The first of August is Emancipation Day in the West Indies, commemorating the day (in 1834) when the Slavery Abolition Act of 1833 went into full effect across the former British Empire. Caribbean nations from Antigua and Barbados to Trinidad & Tobago continue to celebrate some form of Emancipation Day, but there was a time in the 19th century when it was a thing in the United States.
American abolitionists seized on August 1st in solidarity with an anti-slavery movement that succeeded decades before the Emancipation Proclamation. And what did those abolitionists do on August 1st? That’s right: they had picnics.
As the movement gained momentum in the 1830s, one of the ways they promoted the cause to attract supporters was to hold large community picnics. The painting above, by Susan Torrey Merritt, documents one such picnic in Weymouth, Massachusetts, in 1845. But the most famous abolitionist picnic happened a year earlier, in nearby Hingham, Massachusetts, to mark the 10th anniversary of Emancipation Day.
Planned for months in advance, it drew a crowd of nearly 10,000 people who came to hear A-list speakers like Frederick Douglass, William Lloyd Garrison, and Ralph Waldo Emerson. Delegations were sent from around the northeast, and the day began with a processional parade. There were speeches, poems, and song, along with a performance by the super-famous Hutchinson Family Singers, which makes it sound kind of like a teetotaling Quaker Woodstock.

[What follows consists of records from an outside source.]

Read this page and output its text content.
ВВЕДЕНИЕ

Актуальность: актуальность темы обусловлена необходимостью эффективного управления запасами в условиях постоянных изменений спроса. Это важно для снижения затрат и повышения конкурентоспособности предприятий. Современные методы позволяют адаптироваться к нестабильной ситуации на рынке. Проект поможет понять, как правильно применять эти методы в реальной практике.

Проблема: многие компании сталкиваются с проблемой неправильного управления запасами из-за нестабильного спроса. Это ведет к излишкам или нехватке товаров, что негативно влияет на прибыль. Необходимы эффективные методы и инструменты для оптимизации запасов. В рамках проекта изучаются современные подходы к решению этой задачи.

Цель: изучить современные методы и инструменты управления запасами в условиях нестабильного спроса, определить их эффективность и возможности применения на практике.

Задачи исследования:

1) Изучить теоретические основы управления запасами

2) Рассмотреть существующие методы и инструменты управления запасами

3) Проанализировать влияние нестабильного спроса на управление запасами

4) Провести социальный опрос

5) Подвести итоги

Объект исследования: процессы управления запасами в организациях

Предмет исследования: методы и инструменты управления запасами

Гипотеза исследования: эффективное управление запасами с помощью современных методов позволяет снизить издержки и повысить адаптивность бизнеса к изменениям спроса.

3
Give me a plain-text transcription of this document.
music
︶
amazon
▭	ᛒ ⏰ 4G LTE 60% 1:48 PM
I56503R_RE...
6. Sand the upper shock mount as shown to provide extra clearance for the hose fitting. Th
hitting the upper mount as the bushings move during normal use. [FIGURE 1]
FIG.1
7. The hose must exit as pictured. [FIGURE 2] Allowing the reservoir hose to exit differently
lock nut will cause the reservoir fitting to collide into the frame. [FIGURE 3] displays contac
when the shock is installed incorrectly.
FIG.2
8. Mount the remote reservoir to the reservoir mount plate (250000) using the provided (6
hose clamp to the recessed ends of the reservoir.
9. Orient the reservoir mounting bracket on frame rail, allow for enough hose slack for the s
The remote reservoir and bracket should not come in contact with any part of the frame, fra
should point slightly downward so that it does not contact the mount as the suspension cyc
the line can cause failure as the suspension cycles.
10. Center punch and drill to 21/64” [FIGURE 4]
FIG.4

As it happens, a recently published local history by Martha Reardon Bewick, entitled Tranquility Grove: The Great Abolitionist Picnic of 1844, recounts the details of the event—starting with the fact that the picnic was rained out on August 1st and so was held the following day. The book gathers primary source material, including broadsides advertising the picnic, lists of attendees, and the speeches, letters, and songs that were shared throughout the day.
Beyond noting that provisions were sent from Boston, the book doesn’t concern itself with the menu. If you’re curious about what they might have fed some 10,000 hungry abolitionists, you can consult Mrs. Beeton’s Book of Household Management (like a Victorian Martha Stewart Living). Far more interesting than the food, of course, is the democratic spirit at the heart of the whole thing—the idea that picnics could be purposeful gatherings in pursuit of justice and equality. That’s a tradition worth preserving.